Moving on, Bannister turns to executive privilege. He notes that there is an ongoing subpoena battle between Meadows and the Jan. 6 committee in federal district court, in which Meadows has raised similar executive privilege arguments. Why not wait until the district court decides in that case, Bannister asks.
In response, Wooten explains that, traditionally, grand jury witnesses raise issues of executive privilege on a question-by-question basis on the day of their scheduled testimony. Thus, if Meadows testifies before the special purpose grand jury, he would be able to raise issues of privilege with his counsel and Judge McBurney.
Bannister now pivots to the due process protections provided to witnesses who appear before the special purpose grand jury. He asks Wooten to confirm that witnesses before a special purpose grand jury are not permitted to have counsel present in the grand jury room during their testimony, and that potential targets have no right to cross-examine witnesses. Remaining even-keeled, Wooten responds that, as in traditional grand jury proceedings, counsel for witnesses do not enter the grand jury room; nor do putative targets of the investigation typically have rights to cross-examine witnesses.
Finally, after Bannister asks Wooten to confirm that the special purpose grand jury cannot issue indictments, he concludes cross-examination. Wooten, looking relieved, trots back to his seat in the gallery.

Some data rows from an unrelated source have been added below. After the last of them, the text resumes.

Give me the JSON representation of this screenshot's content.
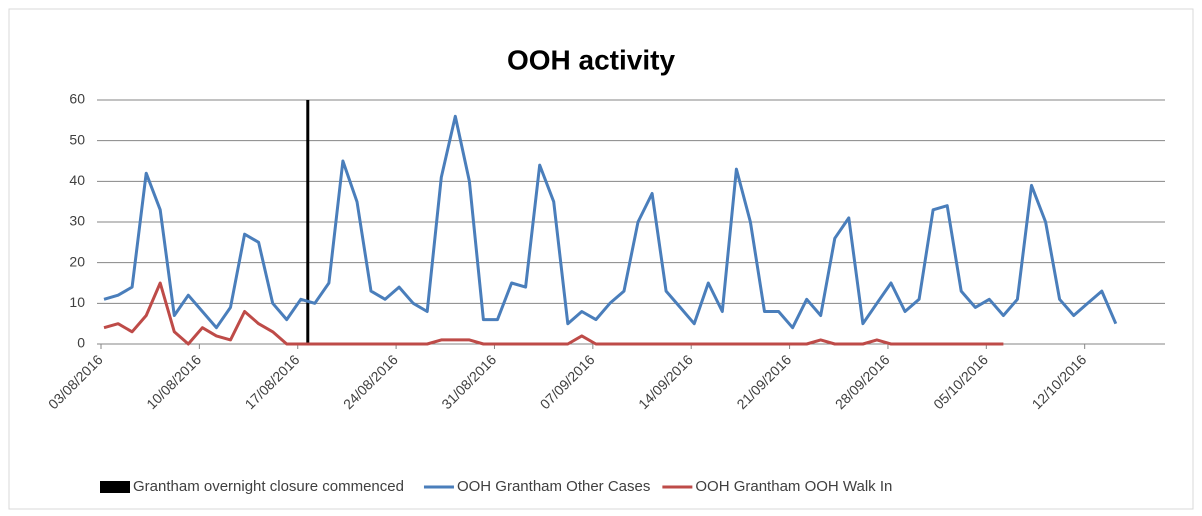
{
  "chart_data": {
    "type": "line",
    "title": "OOH activity",
    "categories": [
      "03/08/2016",
      null,
      null,
      null,
      null,
      null,
      null,
      "10/08/2016",
      null,
      null,
      null,
      null,
      null,
      null,
      "17/08/2016",
      null,
      null,
      null,
      null,
      null,
      null,
      "24/08/2016",
      null,
      null,
      null,
      null,
      null,
      null,
      "31/08/2016",
      null,
      null,
      null,
      null,
      null,
      null,
      "07/09/2016",
      null,
      null,
      null,
      null,
      null,
      null,
      "14/09/2016",
      null,
      null,
      null,
      null,
      null,
      null,
      "21/09/2016",
      null,
      null,
      null,
      null,
      null,
      null,
      "28/09/2016",
      null,
      null,
      null,
      null,
      null,
      null,
      "05/10/2016",
      null,
      null,
      null,
      null,
      null,
      null,
      "12/10/2016",
      null,
      null,
      null,
      null,
      null
    ],
    "marker": {
      "name": "Grantham overnight closure commenced",
      "color": "#000000",
      "at": "17/08/2016"
    },
    "series": [
      {
        "name": "OOH Grantham Other Cases",
        "color": "#4a7ebb",
        "values": [
          11,
          12,
          14,
          42,
          33,
          7,
          12,
          8,
          4,
          9,
          27,
          25,
          10,
          6,
          11,
          10,
          15,
          45,
          35,
          13,
          11,
          14,
          10,
          8,
          41,
          56,
          40,
          6,
          6,
          15,
          14,
          44,
          35,
          5,
          8,
          6,
          10,
          13,
          30,
          37,
          13,
          9,
          5,
          15,
          8,
          43,
          30,
          8,
          8,
          4,
          11,
          7,
          26,
          31,
          5,
          10,
          15,
          8,
          11,
          33,
          34,
          13,
          9,
          11,
          7,
          11,
          39,
          30,
          11,
          7,
          10,
          13,
          5,
          null,
          null,
          null
        ]
      },
      {
        "name": "OOH Grantham OOH Walk In",
        "color": "#be4b48",
        "values": [
          4,
          5,
          3,
          7,
          15,
          3,
          0,
          4,
          2,
          1,
          8,
          5,
          3,
          0,
          0,
          0,
          0,
          0,
          0,
          0,
          0,
          0,
          0,
          0,
          1,
          1,
          1,
          0,
          0,
          0,
          0,
          0,
          0,
          0,
          2,
          0,
          0,
          0,
          0,
          0,
          0,
          0,
          0,
          0,
          0,
          0,
          0,
          0,
          0,
          0,
          0,
          1,
          0,
          0,
          0,
          1,
          0,
          0,
          0,
          0,
          0,
          0,
          0,
          0,
          0,
          null,
          null,
          null,
          null,
          null,
          null,
          null,
          null,
          null,
          null,
          null
        ]
      }
    ],
    "ylim": [
      0,
      60
    ],
    "yticks": [
      0,
      10,
      20,
      30,
      40,
      50,
      60
    ],
    "grid": true
  }
}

Judge Miller directs the parties to closing arguments. Wilkins briefly jumps up to say that he stands by Wooten’s testimony. Wilkins argues that Wooten sufficiently established the elements required for the statute: Meadows is a “material” and “necessary” witness, and compelling his testimony would not cause “undue hardship.”

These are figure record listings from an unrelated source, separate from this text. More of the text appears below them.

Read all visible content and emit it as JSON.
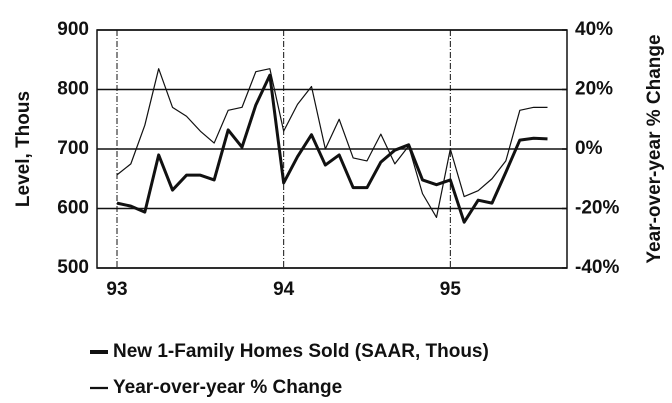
{
  "chart_data": {
    "type": "line",
    "y_label": "Level, Thous",
    "y2_label": "Year-over-year % Change",
    "x": [
      93,
      93.083,
      93.167,
      93.25,
      93.333,
      93.417,
      93.5,
      93.583,
      93.667,
      93.75,
      93.833,
      93.917,
      94,
      94.083,
      94.167,
      94.25,
      94.333,
      94.417,
      94.5,
      94.583,
      94.667,
      94.75,
      94.833,
      94.917,
      95,
      95.083,
      95.167,
      95.25,
      95.333,
      95.417,
      95.5,
      95.583
    ],
    "xlim": [
      92.88,
      95.7
    ],
    "xticks": [
      93,
      94,
      95
    ],
    "ylim": [
      500,
      900
    ],
    "yticks": [
      500,
      600,
      700,
      800,
      900
    ],
    "y2lim": [
      -40,
      40
    ],
    "y2ticks": [
      {
        "value": -40,
        "label": "-40%"
      },
      {
        "value": -20,
        "label": "-20%"
      },
      {
        "value": 0,
        "label": "0%"
      },
      {
        "value": 20,
        "label": "20%"
      },
      {
        "value": 40,
        "label": "40%"
      }
    ],
    "grid": true,
    "series": [
      {
        "name": "New 1-Family Homes Sold (SAAR, Thous)",
        "color": "#111111",
        "width": 3,
        "values": [
          609,
          604,
          594,
          690,
          631,
          656,
          656,
          648,
          732,
          703,
          774,
          824,
          643,
          687,
          724,
          673,
          690,
          635,
          635,
          678,
          698,
          707,
          648,
          640,
          648,
          577,
          614,
          609,
          661,
          715,
          718,
          717
        ]
      },
      {
        "name": "Year-over-year % Change",
        "color": "#111111",
        "width": 1.2,
        "axis": "y2",
        "values": [
          -8.7,
          -5,
          8,
          27,
          14,
          11,
          6,
          2,
          13,
          14,
          26,
          27,
          6,
          15,
          21,
          0,
          10,
          -3,
          -4,
          5,
          -5,
          1,
          -15,
          -23,
          0,
          -16,
          -14,
          -10,
          -4,
          13,
          14,
          14
        ]
      }
    ]
  }
}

Then Bannister is up to summarize Meadows’s closing arguments. First, he says, the subpoena is moot because the material witness certificate issued by McBurney specified only that Meadows would be required to appear Sept. 27—and that date has since long passed.

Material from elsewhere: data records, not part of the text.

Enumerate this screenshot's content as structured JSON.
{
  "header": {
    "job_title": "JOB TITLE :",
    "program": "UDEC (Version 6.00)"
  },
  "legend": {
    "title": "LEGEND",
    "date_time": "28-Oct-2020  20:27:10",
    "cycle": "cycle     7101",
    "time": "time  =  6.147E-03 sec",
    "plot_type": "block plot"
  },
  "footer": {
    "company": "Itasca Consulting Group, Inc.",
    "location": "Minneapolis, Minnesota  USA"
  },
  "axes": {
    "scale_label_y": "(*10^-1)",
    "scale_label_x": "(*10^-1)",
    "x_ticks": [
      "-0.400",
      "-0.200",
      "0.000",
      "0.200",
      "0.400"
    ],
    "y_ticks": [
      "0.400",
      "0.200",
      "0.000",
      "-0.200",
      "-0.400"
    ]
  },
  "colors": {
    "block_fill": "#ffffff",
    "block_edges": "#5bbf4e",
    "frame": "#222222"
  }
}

Next, he reiterates that the special purpose grand jury is conducting a civil, not criminal, investigation. At this, Judge Miller interjects, noting that Judge McBurney has held that the investigation is indeed a criminal proceeding. “The question is, do I give full faith and credit to our sister states?” he asks.
In response, Bannister argues that Georgia’s special purpose grand jury investigation is the “antithesis” of the kind of grand jury envisioned by the South Carolina legislature when it enacted the Uniform Act to Compel the Attendance of Witnesses from Without the State. Georgia’s special purpose grand juries, he complains, offer fewer protections and privacy. As an example, he points to the fact that filings related to the work of the special purpose grand jury are generally available to the public even prior to indictment.
Finally, Bannister closes on executive privilege, suggesting that each area of inquiry covered by the subpoena would be protected by the privilege. “He can’t be a material witness, because he can’t offer any testimony,” Bannister claims. Reminding Judge Miller that Meadows’s executive privilege claims are currently pending in federal district court, Bannister suggests that the court should refrain from issuing an order in this matter until the district court renders a decision. “This court should be guided by what comes out of that federal decision in federal court,” he tells Miller.
But Miller has other ideas, and they don’t involve deferring to any federal court. He, rather, is prepared to issue an order. Right now. “I’m going to find that the witness is material and necessary to the investigation, and the state of Georgia is ensuring that it will not cause undue hardship on him,” he announces. In other words: Meadows must testify before the Fulton County special purpose grand jury.
And with that, Miller adjourns the hearing.